Bundesverfassungsgericht, Beschluss vom 11.03.2008 (Az.: 1 BvR 256/08)
Eine Aussetzung des Vollzugs von § 113a TKG (Vorratsdatenspeicherungspflicht) im Wege der einstweiligen Verfügung scheidet vorliegend aus, da ein besonders schwerwiegender und irreparabler Nachteil, der es rechtfertigen könnte, den Vollzug der Norm ausnahmsweise im Wege einer einstweiligen Anordnung auszusetzen, in der Datenspeicherung allein nicht liegt. Jedoch ist die nach § 113b Satz 1 Nr. 1 ermöglichte Nutzung dieser Daten auf bestimmte Anlässe der Strafverfolgung zu beschränken. Die nach § 32 Abs. 1 BVerfGG erforderliche Folgenabwägung ergibt nämlich, dass das öffentliche Interesse am Vollzug der Norm hinter den Nachteilen, die durch den Normvollzug drohen, teilweise zurückstehen muss.
„In dem Verkehrsdatenabruf selbst liegt ein schwerwiegender und nicht mehr rückgängig zu machender Eingriff in das Grundrecht aus Art. 10 Abs. 1 GG. Ein solcher Datenabruf ermöglicht es, weitreichende Erkenntnisse über das Kommunikationsverhalten und die sozialen Kontakte des Betroffenen zu erlangen, gegebenenfalls sogar begrenzte Rückschlüsse auf die Gesprächsinhalte zu ziehen.

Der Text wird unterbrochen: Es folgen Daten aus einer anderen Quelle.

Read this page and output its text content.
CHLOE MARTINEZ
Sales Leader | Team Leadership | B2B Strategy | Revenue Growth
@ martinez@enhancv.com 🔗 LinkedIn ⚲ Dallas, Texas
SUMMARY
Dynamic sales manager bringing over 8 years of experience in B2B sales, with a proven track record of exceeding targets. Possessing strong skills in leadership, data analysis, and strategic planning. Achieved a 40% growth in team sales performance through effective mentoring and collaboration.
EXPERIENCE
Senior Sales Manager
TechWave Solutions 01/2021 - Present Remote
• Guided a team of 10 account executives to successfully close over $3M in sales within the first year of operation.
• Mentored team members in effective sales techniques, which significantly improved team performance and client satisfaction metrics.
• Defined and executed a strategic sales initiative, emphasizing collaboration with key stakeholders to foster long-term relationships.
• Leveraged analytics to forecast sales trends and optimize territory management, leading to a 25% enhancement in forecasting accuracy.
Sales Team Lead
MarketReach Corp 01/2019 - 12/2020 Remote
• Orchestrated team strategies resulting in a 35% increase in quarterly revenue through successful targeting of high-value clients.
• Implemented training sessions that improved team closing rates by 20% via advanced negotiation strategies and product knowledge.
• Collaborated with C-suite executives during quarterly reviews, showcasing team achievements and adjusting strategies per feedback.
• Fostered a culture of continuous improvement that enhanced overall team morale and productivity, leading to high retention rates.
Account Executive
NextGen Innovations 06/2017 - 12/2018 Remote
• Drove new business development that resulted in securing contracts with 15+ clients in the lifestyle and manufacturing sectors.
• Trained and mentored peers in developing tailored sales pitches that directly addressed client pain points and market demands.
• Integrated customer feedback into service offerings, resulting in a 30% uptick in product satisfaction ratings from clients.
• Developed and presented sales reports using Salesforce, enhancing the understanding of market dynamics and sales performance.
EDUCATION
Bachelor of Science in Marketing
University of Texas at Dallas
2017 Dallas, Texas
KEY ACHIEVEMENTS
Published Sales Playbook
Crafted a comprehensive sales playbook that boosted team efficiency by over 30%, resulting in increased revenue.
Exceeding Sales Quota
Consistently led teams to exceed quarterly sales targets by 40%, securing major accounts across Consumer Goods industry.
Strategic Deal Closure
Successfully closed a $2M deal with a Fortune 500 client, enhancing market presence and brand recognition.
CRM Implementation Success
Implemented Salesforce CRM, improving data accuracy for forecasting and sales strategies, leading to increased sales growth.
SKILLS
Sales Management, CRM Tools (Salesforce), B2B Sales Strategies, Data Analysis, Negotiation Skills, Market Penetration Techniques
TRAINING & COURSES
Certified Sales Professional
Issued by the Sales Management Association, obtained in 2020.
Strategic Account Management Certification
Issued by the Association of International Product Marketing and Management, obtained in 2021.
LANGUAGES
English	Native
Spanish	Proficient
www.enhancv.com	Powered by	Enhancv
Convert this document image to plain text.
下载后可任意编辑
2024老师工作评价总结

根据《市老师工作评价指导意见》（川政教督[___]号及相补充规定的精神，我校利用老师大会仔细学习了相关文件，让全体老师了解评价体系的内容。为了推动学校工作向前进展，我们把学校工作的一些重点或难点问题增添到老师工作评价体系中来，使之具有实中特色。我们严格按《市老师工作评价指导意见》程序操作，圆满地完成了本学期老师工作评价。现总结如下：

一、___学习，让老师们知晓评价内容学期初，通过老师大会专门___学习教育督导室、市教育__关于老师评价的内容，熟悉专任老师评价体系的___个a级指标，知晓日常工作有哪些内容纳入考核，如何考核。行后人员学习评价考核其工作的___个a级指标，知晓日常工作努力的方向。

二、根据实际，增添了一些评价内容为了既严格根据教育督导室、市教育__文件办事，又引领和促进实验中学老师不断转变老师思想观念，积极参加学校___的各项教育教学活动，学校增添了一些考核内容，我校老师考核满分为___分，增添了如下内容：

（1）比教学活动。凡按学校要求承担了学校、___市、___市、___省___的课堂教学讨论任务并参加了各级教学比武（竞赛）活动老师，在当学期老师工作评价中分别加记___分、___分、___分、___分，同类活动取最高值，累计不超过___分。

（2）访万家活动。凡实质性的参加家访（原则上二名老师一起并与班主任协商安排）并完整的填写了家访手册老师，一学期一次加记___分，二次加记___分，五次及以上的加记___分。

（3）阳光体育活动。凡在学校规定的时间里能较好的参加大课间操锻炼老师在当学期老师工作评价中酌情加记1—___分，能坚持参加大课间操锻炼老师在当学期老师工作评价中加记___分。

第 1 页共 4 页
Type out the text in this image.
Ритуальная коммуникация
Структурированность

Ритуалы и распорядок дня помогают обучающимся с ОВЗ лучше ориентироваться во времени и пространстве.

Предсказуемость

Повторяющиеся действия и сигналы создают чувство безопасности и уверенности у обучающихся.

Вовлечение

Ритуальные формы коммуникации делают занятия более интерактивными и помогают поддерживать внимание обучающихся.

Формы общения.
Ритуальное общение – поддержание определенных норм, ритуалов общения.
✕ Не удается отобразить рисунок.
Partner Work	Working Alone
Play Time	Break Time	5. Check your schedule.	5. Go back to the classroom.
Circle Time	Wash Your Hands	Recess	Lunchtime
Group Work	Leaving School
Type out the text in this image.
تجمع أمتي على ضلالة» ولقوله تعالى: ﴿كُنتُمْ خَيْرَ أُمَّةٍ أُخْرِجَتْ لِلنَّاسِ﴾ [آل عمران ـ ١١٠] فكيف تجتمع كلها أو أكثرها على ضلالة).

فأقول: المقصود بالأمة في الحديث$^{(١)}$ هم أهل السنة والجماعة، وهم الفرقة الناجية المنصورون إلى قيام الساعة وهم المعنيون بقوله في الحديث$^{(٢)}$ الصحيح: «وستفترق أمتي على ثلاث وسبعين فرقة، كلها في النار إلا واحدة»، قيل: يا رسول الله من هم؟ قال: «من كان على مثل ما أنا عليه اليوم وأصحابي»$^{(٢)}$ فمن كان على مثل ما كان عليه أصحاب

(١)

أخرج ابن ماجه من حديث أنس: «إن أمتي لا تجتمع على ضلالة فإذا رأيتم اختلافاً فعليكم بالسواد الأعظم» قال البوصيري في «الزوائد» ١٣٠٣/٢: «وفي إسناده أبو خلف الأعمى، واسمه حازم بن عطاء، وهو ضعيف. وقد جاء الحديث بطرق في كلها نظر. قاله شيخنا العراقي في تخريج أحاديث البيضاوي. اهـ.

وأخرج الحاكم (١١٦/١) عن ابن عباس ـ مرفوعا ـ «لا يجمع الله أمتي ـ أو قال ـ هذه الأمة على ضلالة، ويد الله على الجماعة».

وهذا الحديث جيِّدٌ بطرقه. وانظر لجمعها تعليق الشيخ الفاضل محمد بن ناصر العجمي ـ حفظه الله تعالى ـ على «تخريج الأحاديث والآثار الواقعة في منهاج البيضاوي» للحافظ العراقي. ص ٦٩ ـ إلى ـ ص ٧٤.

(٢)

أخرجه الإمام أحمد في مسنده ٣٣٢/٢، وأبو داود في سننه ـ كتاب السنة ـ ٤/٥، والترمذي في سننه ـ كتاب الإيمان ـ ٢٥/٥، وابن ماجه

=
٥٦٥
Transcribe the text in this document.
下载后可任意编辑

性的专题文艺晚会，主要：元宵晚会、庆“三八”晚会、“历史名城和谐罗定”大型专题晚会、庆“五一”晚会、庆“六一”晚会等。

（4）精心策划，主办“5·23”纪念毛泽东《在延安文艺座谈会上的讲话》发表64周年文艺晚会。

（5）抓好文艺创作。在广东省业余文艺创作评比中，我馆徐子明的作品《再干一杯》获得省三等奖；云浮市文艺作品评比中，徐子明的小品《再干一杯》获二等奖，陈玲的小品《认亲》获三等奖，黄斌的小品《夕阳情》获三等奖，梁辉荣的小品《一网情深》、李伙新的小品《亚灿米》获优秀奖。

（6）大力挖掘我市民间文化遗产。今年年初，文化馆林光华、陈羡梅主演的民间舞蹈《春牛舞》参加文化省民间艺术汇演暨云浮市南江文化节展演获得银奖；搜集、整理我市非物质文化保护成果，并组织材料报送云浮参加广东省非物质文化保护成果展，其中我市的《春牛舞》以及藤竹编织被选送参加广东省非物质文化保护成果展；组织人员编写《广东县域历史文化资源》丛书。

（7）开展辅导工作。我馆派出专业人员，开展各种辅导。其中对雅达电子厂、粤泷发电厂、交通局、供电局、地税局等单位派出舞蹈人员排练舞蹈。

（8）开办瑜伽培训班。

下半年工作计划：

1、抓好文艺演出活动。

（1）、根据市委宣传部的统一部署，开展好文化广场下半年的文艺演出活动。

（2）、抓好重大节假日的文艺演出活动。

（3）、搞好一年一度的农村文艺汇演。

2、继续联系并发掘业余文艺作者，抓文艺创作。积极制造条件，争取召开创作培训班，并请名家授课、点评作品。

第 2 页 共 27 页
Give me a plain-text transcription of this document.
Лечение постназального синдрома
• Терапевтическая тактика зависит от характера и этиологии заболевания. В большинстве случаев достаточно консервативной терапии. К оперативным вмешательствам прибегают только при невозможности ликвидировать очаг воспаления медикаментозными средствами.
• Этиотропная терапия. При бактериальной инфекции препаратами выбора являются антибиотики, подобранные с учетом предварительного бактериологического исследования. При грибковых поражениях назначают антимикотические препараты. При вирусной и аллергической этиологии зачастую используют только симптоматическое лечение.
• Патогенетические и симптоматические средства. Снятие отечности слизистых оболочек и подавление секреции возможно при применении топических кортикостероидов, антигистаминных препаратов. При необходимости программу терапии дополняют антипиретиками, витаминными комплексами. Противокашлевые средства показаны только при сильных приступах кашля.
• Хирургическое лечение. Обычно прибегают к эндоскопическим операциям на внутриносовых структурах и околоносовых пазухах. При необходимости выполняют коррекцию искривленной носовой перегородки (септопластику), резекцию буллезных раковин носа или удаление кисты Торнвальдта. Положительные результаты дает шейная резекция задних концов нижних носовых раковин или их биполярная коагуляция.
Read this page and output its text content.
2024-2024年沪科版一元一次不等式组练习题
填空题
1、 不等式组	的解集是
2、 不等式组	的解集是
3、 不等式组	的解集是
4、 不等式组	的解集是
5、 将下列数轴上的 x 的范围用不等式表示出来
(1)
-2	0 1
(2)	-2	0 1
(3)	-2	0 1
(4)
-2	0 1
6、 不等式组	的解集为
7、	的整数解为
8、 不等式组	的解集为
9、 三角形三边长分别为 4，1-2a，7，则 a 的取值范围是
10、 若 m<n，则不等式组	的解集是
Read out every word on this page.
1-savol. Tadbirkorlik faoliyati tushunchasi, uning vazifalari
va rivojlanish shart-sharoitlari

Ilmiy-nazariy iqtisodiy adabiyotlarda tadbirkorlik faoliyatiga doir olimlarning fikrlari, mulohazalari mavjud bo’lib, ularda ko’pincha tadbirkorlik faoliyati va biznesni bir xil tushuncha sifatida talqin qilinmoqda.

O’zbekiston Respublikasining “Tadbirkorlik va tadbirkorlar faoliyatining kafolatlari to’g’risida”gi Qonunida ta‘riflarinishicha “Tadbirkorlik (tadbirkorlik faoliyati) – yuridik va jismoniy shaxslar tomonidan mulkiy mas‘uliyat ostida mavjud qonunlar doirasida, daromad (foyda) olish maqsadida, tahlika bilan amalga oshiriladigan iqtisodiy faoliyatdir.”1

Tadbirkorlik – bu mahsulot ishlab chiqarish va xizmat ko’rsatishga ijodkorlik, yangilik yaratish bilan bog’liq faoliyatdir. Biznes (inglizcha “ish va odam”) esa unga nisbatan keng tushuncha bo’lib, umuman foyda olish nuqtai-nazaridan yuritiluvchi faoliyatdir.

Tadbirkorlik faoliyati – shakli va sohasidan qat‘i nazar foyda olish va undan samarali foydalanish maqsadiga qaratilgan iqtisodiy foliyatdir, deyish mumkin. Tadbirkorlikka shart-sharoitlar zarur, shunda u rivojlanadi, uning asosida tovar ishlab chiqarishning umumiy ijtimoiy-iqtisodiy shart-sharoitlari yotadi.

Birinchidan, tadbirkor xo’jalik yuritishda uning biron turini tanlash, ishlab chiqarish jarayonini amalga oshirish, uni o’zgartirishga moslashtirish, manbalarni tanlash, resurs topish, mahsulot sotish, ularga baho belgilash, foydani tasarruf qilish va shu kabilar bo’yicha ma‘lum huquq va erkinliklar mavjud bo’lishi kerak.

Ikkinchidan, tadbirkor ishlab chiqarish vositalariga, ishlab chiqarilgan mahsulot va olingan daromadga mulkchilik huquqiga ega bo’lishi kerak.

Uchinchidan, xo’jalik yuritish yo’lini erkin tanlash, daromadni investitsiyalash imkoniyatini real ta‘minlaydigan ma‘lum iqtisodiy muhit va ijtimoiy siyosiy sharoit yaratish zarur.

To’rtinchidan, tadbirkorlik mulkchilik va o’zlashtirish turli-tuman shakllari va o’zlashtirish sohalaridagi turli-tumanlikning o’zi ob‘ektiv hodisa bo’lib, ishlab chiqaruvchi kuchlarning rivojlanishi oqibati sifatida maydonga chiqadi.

Zudem weist ein Verkehrsdatenabruf eine erhebliche Streubreite auf, da er neben der Zielperson des Auskunftsersuchens notwendigerweise deren Kommunikationspartner erfasst, also vielfach Personen, die in keiner Beziehung zu dem Tatvorwurf stehen und den Eingriff durch ihr Verhalten nicht veranlasst haben (vgl.BVerfGE 107, 299 <318 ff.>)“, so dass BVerfG.
Zulässig ist die Abrufung bevorrateter Telekommunikationsverkehrsdaten insoweit nur, soweit ein Ermittlungsverfahren in Bezug auf eine Straftat anhängig ist, die in dem Katalog des § 100a Abs. 2 StPO aufgeführt ist. In diesen Fällen habe das öffentliche Strafverfolgungsinteresse nach der im Eilverfahren zugrunde zu legenden Einschätzung des Gesetzgebers grundsätzlich derartiges Gewicht, dass eine Verzögerung durch eine einstweilige Anordnung nicht hingenommen werden kann.